AUTHOR=Zhou Zhipeng , Qiu Yifeng , Li Kun , Sun Qi , Xie Ming , Huang Pengcheng , Yu Yao , Wang Benlin , Xue Jingwen , Zhu Zhangrui , Feng Zhengyuan , Zhao Jie , Wu Peng TITLE=Unraveling the impact of Lactobacillus spp. and other urinary microorganisms on the efficacy of mirabegron in female patients with overactive bladder JOURNAL=Frontiers in Cellular and Infection Microbiology VOLUME=12 YEAR=2022 URL=https://www.frontiersin.org/journals/cellular-and-infection-microbiology/articles/10.3389/fcimb.2022.1030315 DOI=10.3389/fcimb.2022.1030315 ISSN=2235-2988 ABSTRACT=Objective

Overactive bladder (OAB) is a disease that seriously affects patients’ quality of life and mental health.
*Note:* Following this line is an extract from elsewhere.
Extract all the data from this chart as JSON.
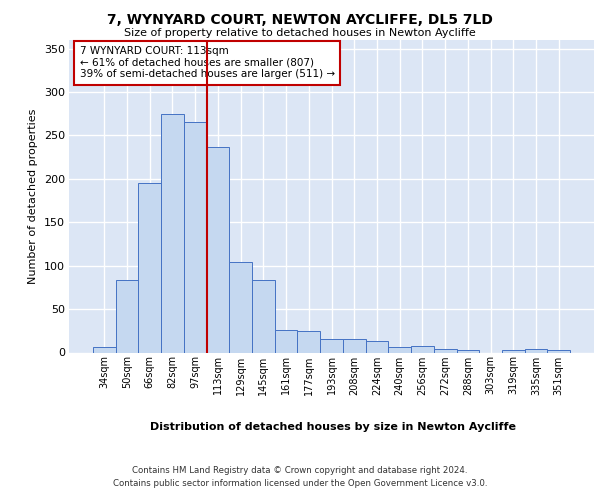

To address this issue, more and more researchers are examining the relationship between OAB treatment and urinary microecology. In this study, we sought to determine whether differences in treatment efficacy were related to microbiome diversity and composition as well as the abundance of specific genera. Machine learning algorithms were used to construct predictive models for urine microbiota-based treatment of OAB.

Methods

Urine samples were obtained from 64 adult female OAB patients for 16S rRNA gene sequencing. Patients’ overactive bladder symptom scores (OABSS) were collected before and after mirabegron treatment and patients were divided into effective and ineffective groups. The relationship between the relative abundance of certain genera and OABSS were analyzed. Three machine learning algorithms, including random forest (RF), supporting vector machine (SVM) and eXtreme gradient boosting (XGBoost) were utilized to predict the therapeutic effect of mirabegron based on the relative abundance of certain genera in OAB patients’ urine microbiome.

Results

The species composition of the two groups differed. For one, the relative abundance of Lactobacillus was significantly higher in the effective group than in the ineffective group. In addition, the relative abundance of Gardnerella and Prevotella in the effective group was significantly lower than in the ineffective group. Alpha-diversity and beta-diversity differed significantly between the two groups. LEfSe analysis revealed that Lactobacillus abundance increased while Prevotella and Gardnerella abundance decreased in the effective group. The Lactobacillus abundance ROC curve had high predictive accuracy. The OABSS after treatment was negatively correlated with the abundance of Lactobacillus, whereas the relationship between OABSS and Prevotella and Gardnerella showed the opposite trend. In addition, RF, SVM and XGBoost models demonstrated high predictive ability to assess the effect of mirabegron in OAB patients in the test cohort.

Conclusions

The results of this study indicate that urinary microbiota might influence the efficacy of mirabegron, and that Lactobacillus might be a potential marker for evaluating the therapeutic efficacy of mirabegron in OAB patients.